EMILY, NEL GIARDINO DELLA MENTE
di Delfina Rattazzi (Gardenia, settembre 2007)


Emily Dickinson
Coltivava gigli, iris e rose, orchidee in serra, ma amava soprattutto le violette. Quando morì, per tutti era soltanto una giardiniera.

Quando Emily Dickinson muore, a 55 anni, nel maggio del 1886, ha pubblicato solo sei delle sue 1.775 poesie, e anche quelle, per la maggior parte, anonime. Ad Amherst, nel New England, dove è nata e ha trascorso la maggior parte della sua vita, è conosciuta come esperta giardiniera. La chiamano il Mito per la sua scelta di vivere, negli ultimi anni della sua esistenza, reclusa dal mondo e vestita di bianco. Durante la cerimonia funebre la sorella minore, Lavinia, a lei devota, le mette in mano dei fiori di eliotropo. Attorno alla gola posa violette e orchidee spontanee. Emily aveva chiesto che la bara fosse portata a braccio nei campi dove fiorivano i ranuncoli gialli, fino al West Cemetery, visibile dalle finestre della casa di famiglia.
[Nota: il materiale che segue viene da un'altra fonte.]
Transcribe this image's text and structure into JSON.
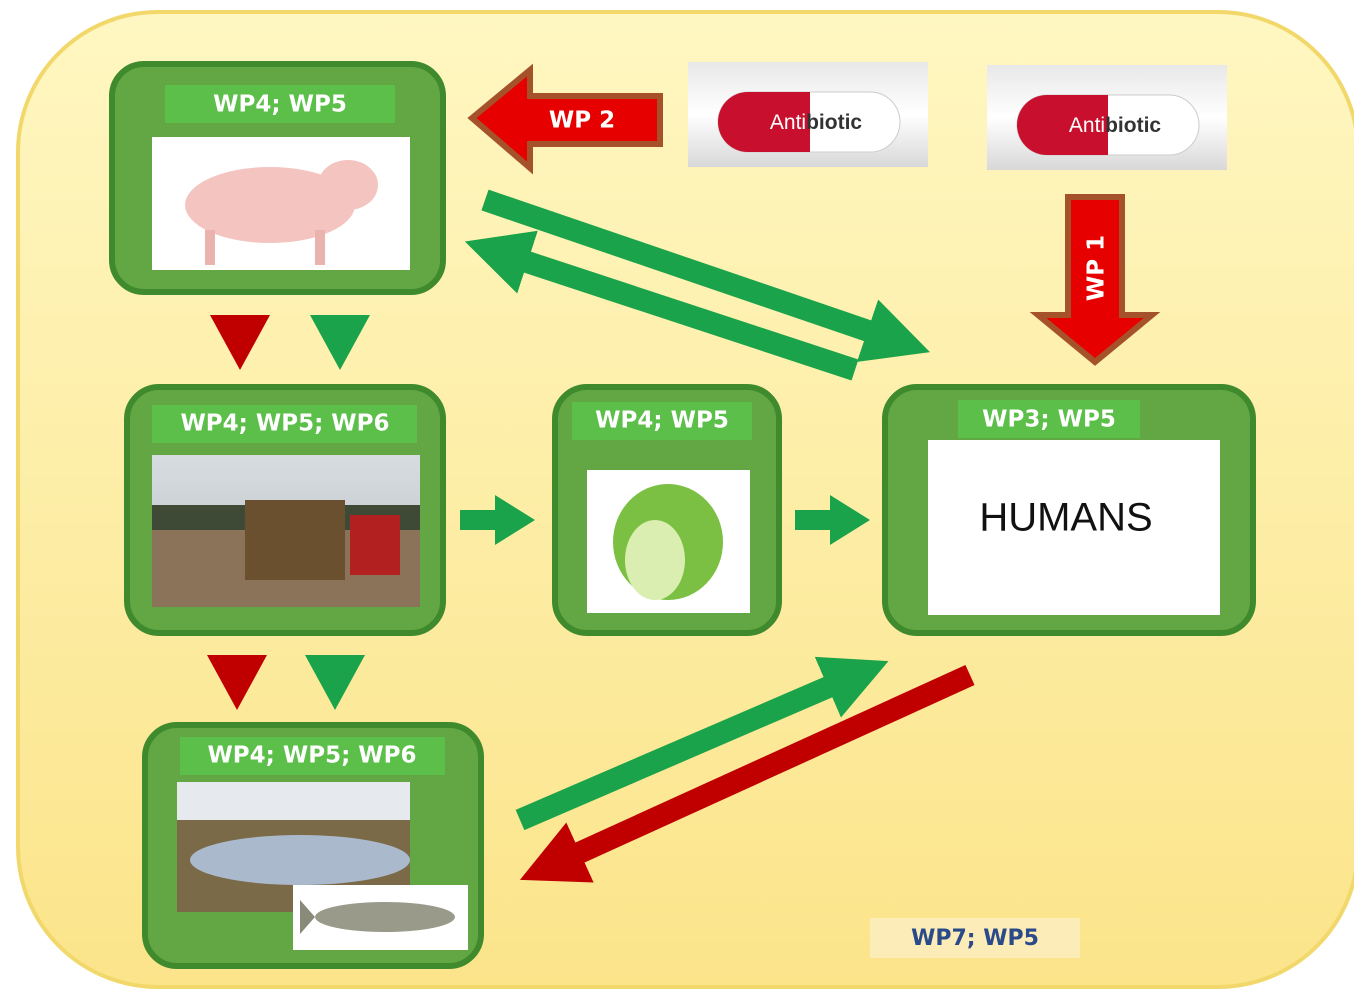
{
  "nodes": [
    {
      "label": "WP4; WP5"
    },
    {
      "label": "WP4; WP5; WP6"
    },
    {
      "label": "WP4; WP5"
    },
    {
      "label": "WP3; WP5",
      "text": "HUMANS"
    },
    {
      "label": "WP4; WP5; WP6"
    }
  ],
  "arrows": [
    {
      "label": "WP 2"
    },
    {
      "label": "WP 1"
    }
  ],
  "pills": [
    {
      "red_text": "Anti",
      "white_text": "biotic"
    },
    {
      "red_text": "Anti",
      "white_text": "biotic"
    }
  ],
  "footer": "WP7; WP5"
}
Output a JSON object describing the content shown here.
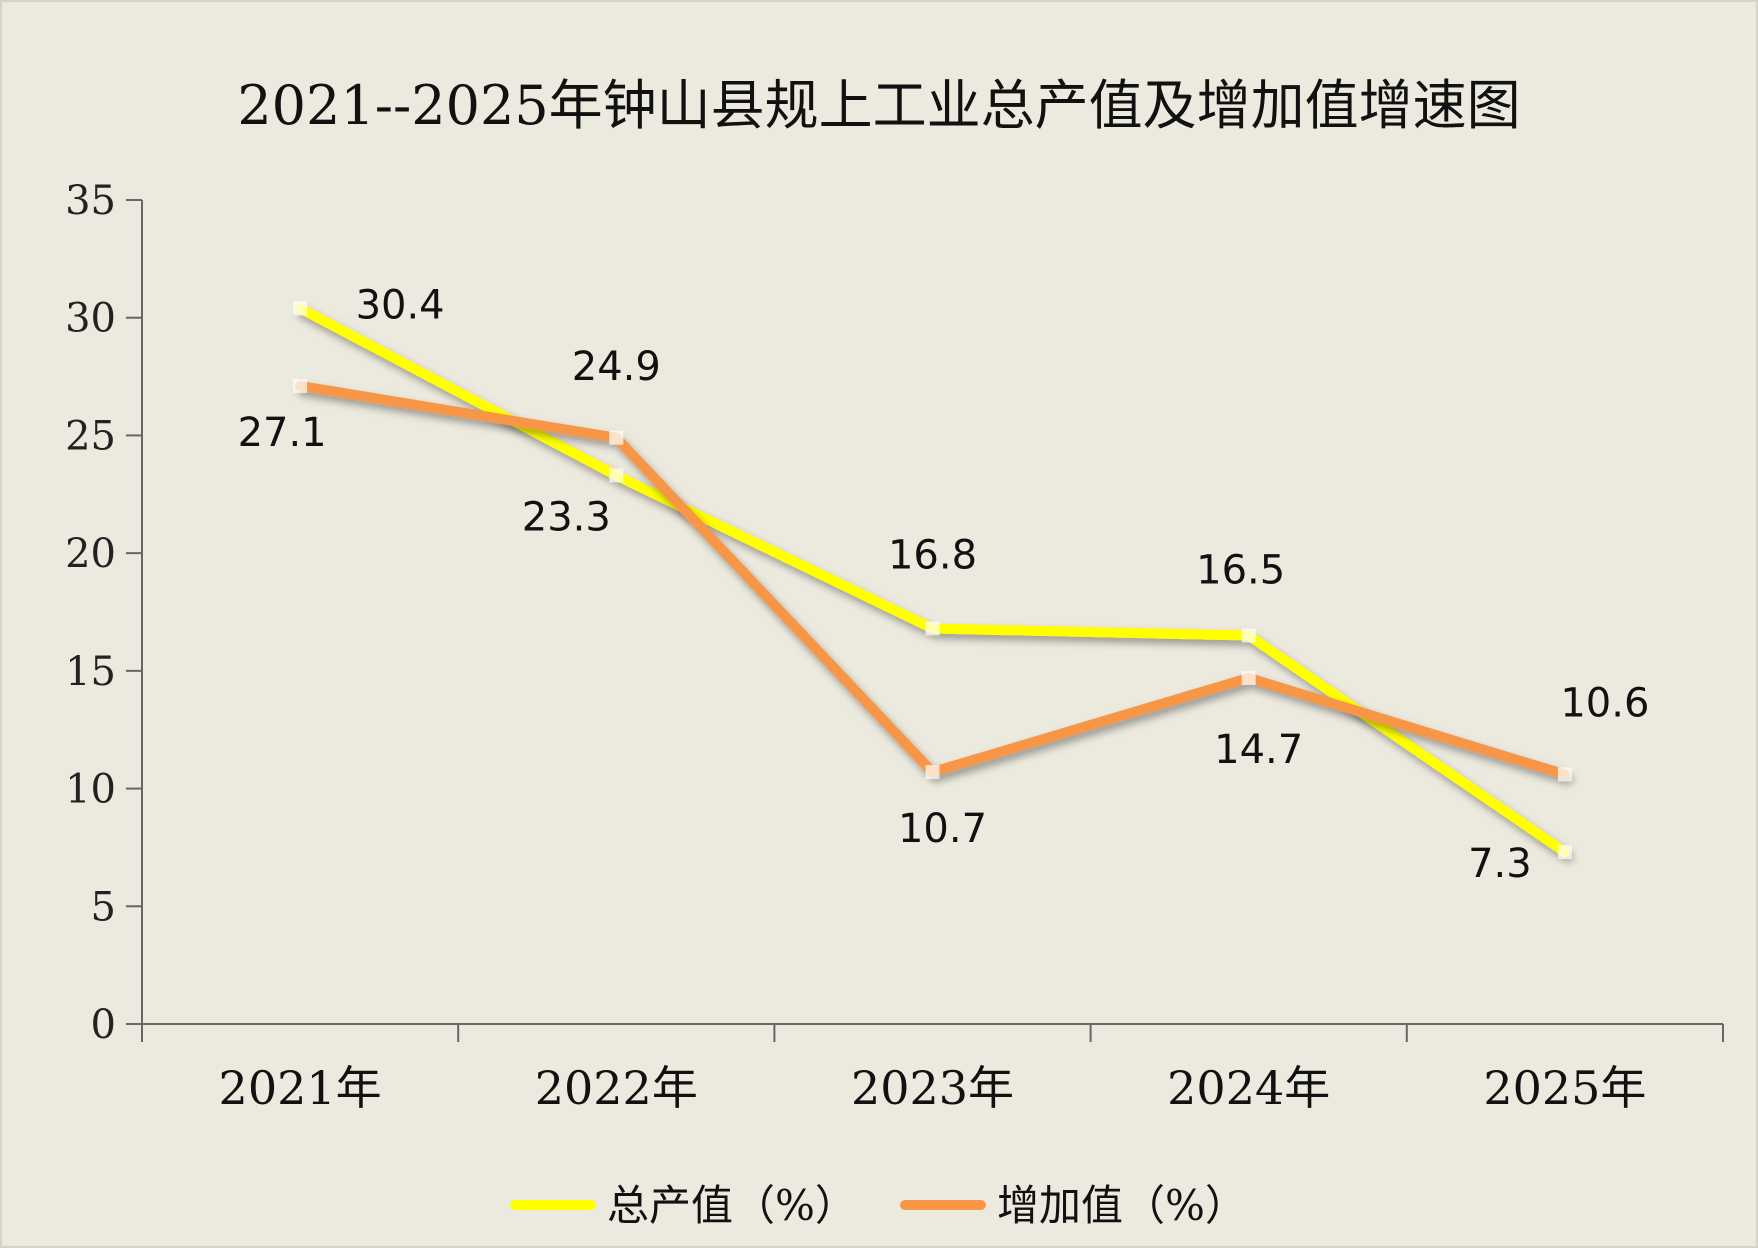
{
  "chart_data": {
    "type": "line",
    "title": "2021--2025年钟山县规上工业总产值及增加值增速图",
    "categories": [
      "2021年",
      "2022年",
      "2023年",
      "2024年",
      "2025年"
    ],
    "ylim": [
      0,
      35
    ],
    "yticks": [
      0,
      5,
      10,
      15,
      20,
      25,
      30,
      35
    ],
    "grid": false,
    "legend_position": "bottom",
    "series": [
      {
        "name": "总产值（%）",
        "color": "#FFFF00",
        "values": [
          30.4,
          23.3,
          16.8,
          16.5,
          7.3
        ],
        "data_labels": [
          "30.4",
          "23.3",
          "16.8",
          "16.5",
          "7.3"
        ]
      },
      {
        "name": "增加值（%）",
        "color": "#F79646",
        "values": [
          27.1,
          24.9,
          10.7,
          14.7,
          10.6
        ],
        "data_labels": [
          "27.1",
          "24.9",
          "10.7",
          "14.7",
          "10.6"
        ]
      }
    ],
    "background_color": "#ECE9DE"
  }
}
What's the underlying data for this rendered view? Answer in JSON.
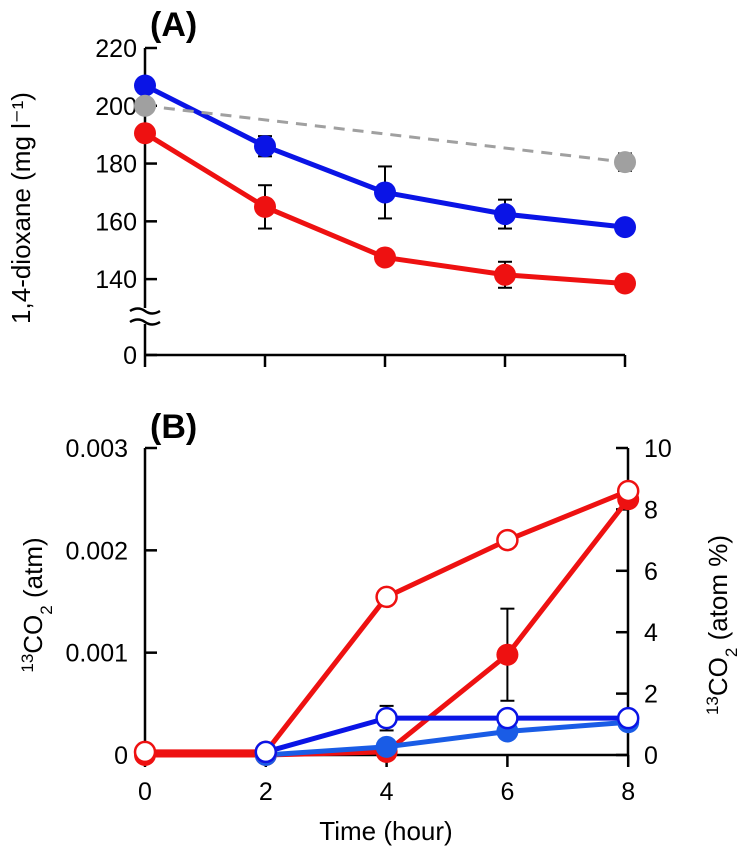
{
  "chart_data": [
    {
      "type": "line",
      "panel_label": "(A)",
      "ylabel": "1,4-dioxane (mg l⁻¹)",
      "xlabel": "",
      "x": [
        0,
        2,
        4,
        6,
        8
      ],
      "xlim": [
        0,
        8
      ],
      "ylim_broken": {
        "lower_tick": 0,
        "upper": [
          130,
          220
        ]
      },
      "yticks": [
        0,
        140,
        160,
        180,
        200,
        220
      ],
      "xticks": [
        0,
        2,
        4,
        6,
        8
      ],
      "axis_break": true,
      "series": [
        {
          "name": "blue",
          "color": "#0a14e6",
          "style": "solid",
          "marker": "filled",
          "x": [
            0,
            2,
            4,
            6,
            8
          ],
          "values": [
            207,
            186,
            170,
            162.5,
            158
          ],
          "error": [
            0,
            3.5,
            9,
            5,
            0
          ]
        },
        {
          "name": "red",
          "color": "#ee1111",
          "style": "solid",
          "marker": "filled",
          "x": [
            0,
            2,
            4,
            6,
            8
          ],
          "values": [
            190.5,
            165,
            147.5,
            141.5,
            138.5
          ],
          "error": [
            0,
            7.5,
            2.5,
            4.5,
            0
          ]
        },
        {
          "name": "gray",
          "color": "#a0a0a0",
          "style": "dashed",
          "marker": "filled",
          "x": [
            0,
            8
          ],
          "values": [
            200,
            180.5
          ],
          "error": [
            0,
            3
          ]
        }
      ]
    },
    {
      "type": "line",
      "panel_label": "(B)",
      "ylabel_left": "CO (atm)",
      "ylabel_left_sup": "13",
      "ylabel_left_sub": "2",
      "ylabel_right": "CO (atom %)",
      "ylabel_right_sup": "13",
      "ylabel_right_sub": "2",
      "xlabel": "Time (hour)",
      "x": [
        0,
        2,
        4,
        6,
        8
      ],
      "xlim": [
        0,
        8
      ],
      "ylim_left": [
        0,
        0.003
      ],
      "ylim_right": [
        0,
        10
      ],
      "yticks_left": [
        "0",
        "0.001",
        "0.002",
        "0.003"
      ],
      "yticks_right": [
        "0",
        "2",
        "4",
        "6",
        "8",
        "10"
      ],
      "xticks": [
        "0",
        "2",
        "4",
        "6",
        "8"
      ],
      "series": [
        {
          "name": "red filled (atm)",
          "axis": "left",
          "color": "#ee1111",
          "marker": "filled",
          "x": [
            0,
            2,
            4,
            6,
            8
          ],
          "values": [
            0,
            0,
            3e-05,
            0.00098,
            0.0025
          ],
          "error": [
            0,
            0,
            0,
            0.00045,
            0
          ]
        },
        {
          "name": "blue filled (atm)",
          "axis": "left",
          "color": "#1a5ce6",
          "marker": "filled",
          "x": [
            2,
            4,
            6,
            8
          ],
          "values": [
            0,
            8e-05,
            0.00023,
            0.00032
          ],
          "error": [
            0,
            0,
            0,
            0
          ]
        },
        {
          "name": "red open (atom %)",
          "axis": "right",
          "color": "#ee1111",
          "marker": "open",
          "x": [
            0,
            2,
            4,
            6,
            8
          ],
          "values": [
            0.1,
            0.1,
            5.15,
            7.0,
            8.6
          ],
          "error": [
            0,
            0,
            0,
            0,
            0
          ]
        },
        {
          "name": "blue open (atom %)",
          "axis": "right",
          "color": "#0a14e6",
          "marker": "open",
          "x": [
            2,
            4,
            6,
            8
          ],
          "values": [
            0.1,
            1.2,
            1.2,
            1.2
          ],
          "error": [
            0,
            0.4,
            0,
            0
          ]
        }
      ]
    }
  ]
}
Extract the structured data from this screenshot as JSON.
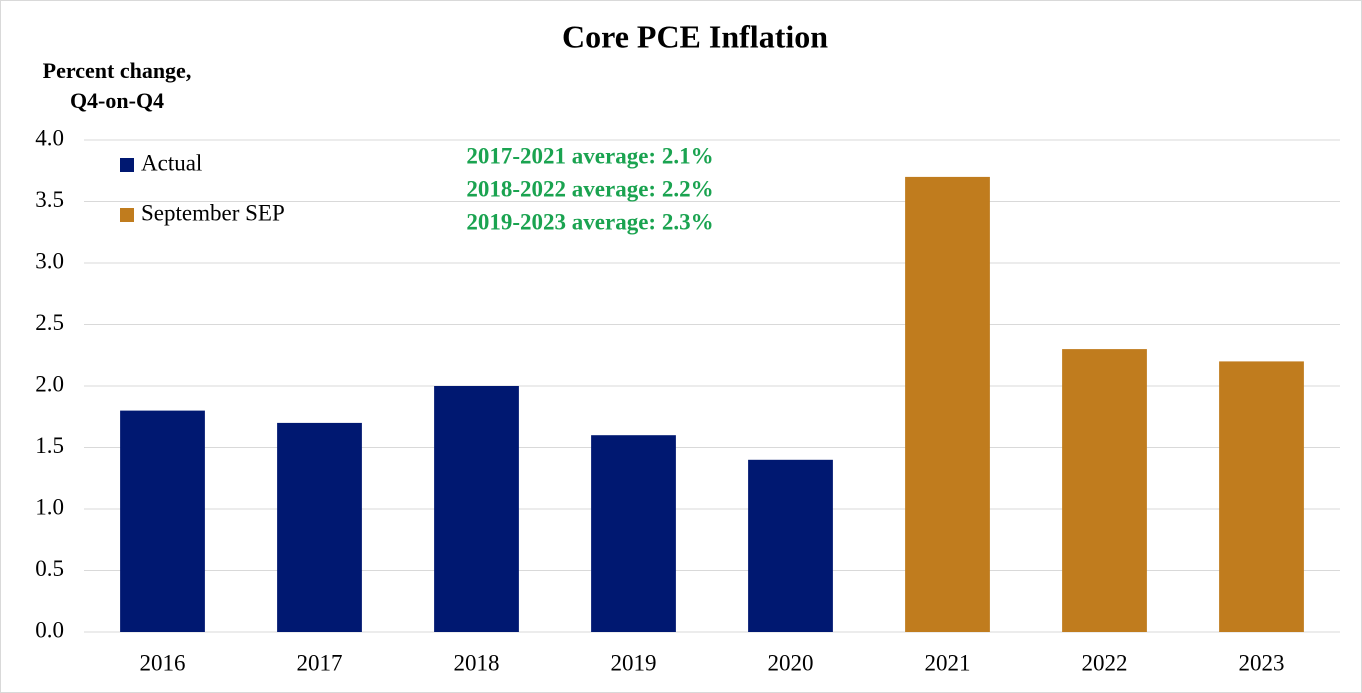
{
  "chart_data": {
    "type": "bar",
    "title": "Core PCE Inflation",
    "y_label": [
      "Percent change,",
      "Q4-on-Q4"
    ],
    "categories": [
      "2016",
      "2017",
      "2018",
      "2019",
      "2020",
      "2021",
      "2022",
      "2023"
    ],
    "series": [
      {
        "name": "Actual",
        "color": "#001871",
        "values": [
          1.8,
          1.7,
          2.0,
          1.6,
          1.4,
          null,
          null,
          null
        ]
      },
      {
        "name": "September SEP",
        "color": "#c07c1e",
        "values": [
          null,
          null,
          null,
          null,
          null,
          3.7,
          2.3,
          2.2
        ]
      }
    ],
    "ylim": [
      0,
      4
    ],
    "yticks": [
      {
        "value": 0,
        "label": "0.0"
      },
      0.5,
      {
        "value": 1,
        "label": "1.0"
      },
      1.5,
      {
        "value": 2,
        "label": "2.0"
      },
      2.5,
      {
        "value": 3,
        "label": "3.0"
      },
      3.5,
      {
        "value": 4,
        "label": "4.0"
      }
    ],
    "grid": true,
    "legend": "upper left",
    "annotations": {
      "color": "#1aa350",
      "lines": [
        "2017-2021 average:  2.1%",
        "2018-2022 average:  2.2%",
        "2019-2023 average:  2.3%"
      ]
    }
  }
}
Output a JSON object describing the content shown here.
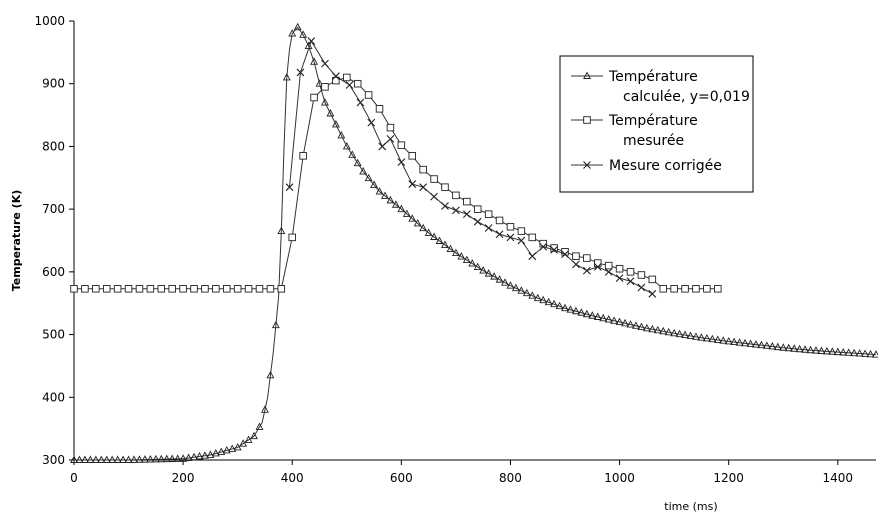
{
  "chart_data": {
    "type": "line",
    "title": "",
    "xlabel": "time (ms)",
    "ylabel": "Temperature (K)",
    "xlim": [
      0,
      1470
    ],
    "ylim": [
      300,
      1000
    ],
    "xticks": [
      0,
      200,
      400,
      600,
      800,
      1000,
      1200,
      1400
    ],
    "yticks": [
      300,
      400,
      500,
      600,
      700,
      800,
      900,
      1000
    ],
    "grid": false,
    "legend_position": "top-right",
    "series": [
      {
        "name": "Température calculée, y=0,019",
        "legend_lines": [
          "Température",
          "calculée, y=0,019"
        ],
        "marker": "triangle",
        "x": [
          0,
          100,
          200,
          250,
          300,
          330,
          345,
          355,
          365,
          375,
          380,
          385,
          390,
          395,
          400,
          410,
          420,
          430,
          440,
          450,
          460,
          480,
          500,
          530,
          560,
          600,
          650,
          700,
          750,
          800,
          850,
          900,
          950,
          1000,
          1050,
          1100,
          1150,
          1200,
          1250,
          1300,
          1350,
          1400,
          1470
        ],
        "y": [
          300,
          300,
          302,
          308,
          320,
          338,
          360,
          400,
          470,
          560,
          665,
          800,
          910,
          955,
          980,
          990,
          978,
          960,
          935,
          900,
          870,
          835,
          800,
          760,
          728,
          700,
          662,
          630,
          602,
          578,
          558,
          542,
          530,
          520,
          510,
          502,
          495,
          489,
          484,
          479,
          475,
          472,
          468
        ]
      },
      {
        "name": "Température mesurée",
        "legend_lines": [
          "Température",
          "mesurée"
        ],
        "marker": "square",
        "x": [
          0,
          100,
          200,
          300,
          370,
          380,
          400,
          420,
          440,
          460,
          480,
          500,
          520,
          540,
          560,
          580,
          600,
          620,
          640,
          660,
          680,
          700,
          720,
          740,
          760,
          780,
          800,
          820,
          840,
          860,
          880,
          900,
          920,
          940,
          960,
          980,
          1000,
          1020,
          1040,
          1060,
          1080,
          1100,
          1120,
          1140,
          1160,
          1180
        ],
        "y": [
          573,
          573,
          573,
          573,
          573,
          573,
          655,
          785,
          878,
          895,
          905,
          910,
          900,
          882,
          860,
          830,
          802,
          785,
          763,
          748,
          735,
          722,
          712,
          700,
          692,
          682,
          672,
          665,
          655,
          645,
          638,
          632,
          625,
          622,
          614,
          610,
          605,
          600,
          595,
          588,
          573,
          573,
          573,
          573,
          573,
          573
        ]
      },
      {
        "name": "Mesure corrigée",
        "legend_lines": [
          "Mesure corrigée"
        ],
        "marker": "x",
        "x": [
          395,
          415,
          435,
          460,
          480,
          505,
          525,
          545,
          565,
          580,
          600,
          620,
          640,
          660,
          680,
          700,
          720,
          740,
          760,
          780,
          800,
          820,
          840,
          860,
          880,
          900,
          920,
          940,
          960,
          980,
          1000,
          1020,
          1040,
          1060
        ],
        "y": [
          735,
          918,
          968,
          932,
          912,
          898,
          870,
          838,
          800,
          812,
          775,
          740,
          735,
          720,
          705,
          698,
          692,
          680,
          670,
          660,
          655,
          650,
          625,
          640,
          635,
          628,
          612,
          602,
          608,
          600,
          590,
          585,
          575,
          565
        ]
      }
    ]
  }
}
Per la poetessa americana, autrice di versi come «Natura è melodia» ed «Essere un fiore, è profonda responsabilità», la fama arriverà postuma. I suoi componimenti furono trovati dopo la sua morte, raccolti in quaderni legati con un filo di lana rosso, senza titolo. Esiste una sola fotografia di Emily Dickinson. Non si sposò mai, anche se fu chiesta in moglie. Oltre alle poesie, di rara forza e originalità, Emily scrive molte lettere a cui spesso allega fiori essiccati. Ai rari visitatori che accetta di vedere fa volentieri dono di uno stelo fiorito.
Un libro uscito da poco negli Stati Uniti, The Gardens of Emily Dickinson, di Judith Farr, racconta il rapporto della poetessa con il mondo naturale. La Dickinson, in vita, cura il giardino di casa con le sue rose, i gigli, gli Hemerocallis, i garofanini, i narcisi, le fritillarie, i malvoni, gli anemoni, i piselli odorosi, le dalie, gli Aster, le digitali, le salvie e i melograni.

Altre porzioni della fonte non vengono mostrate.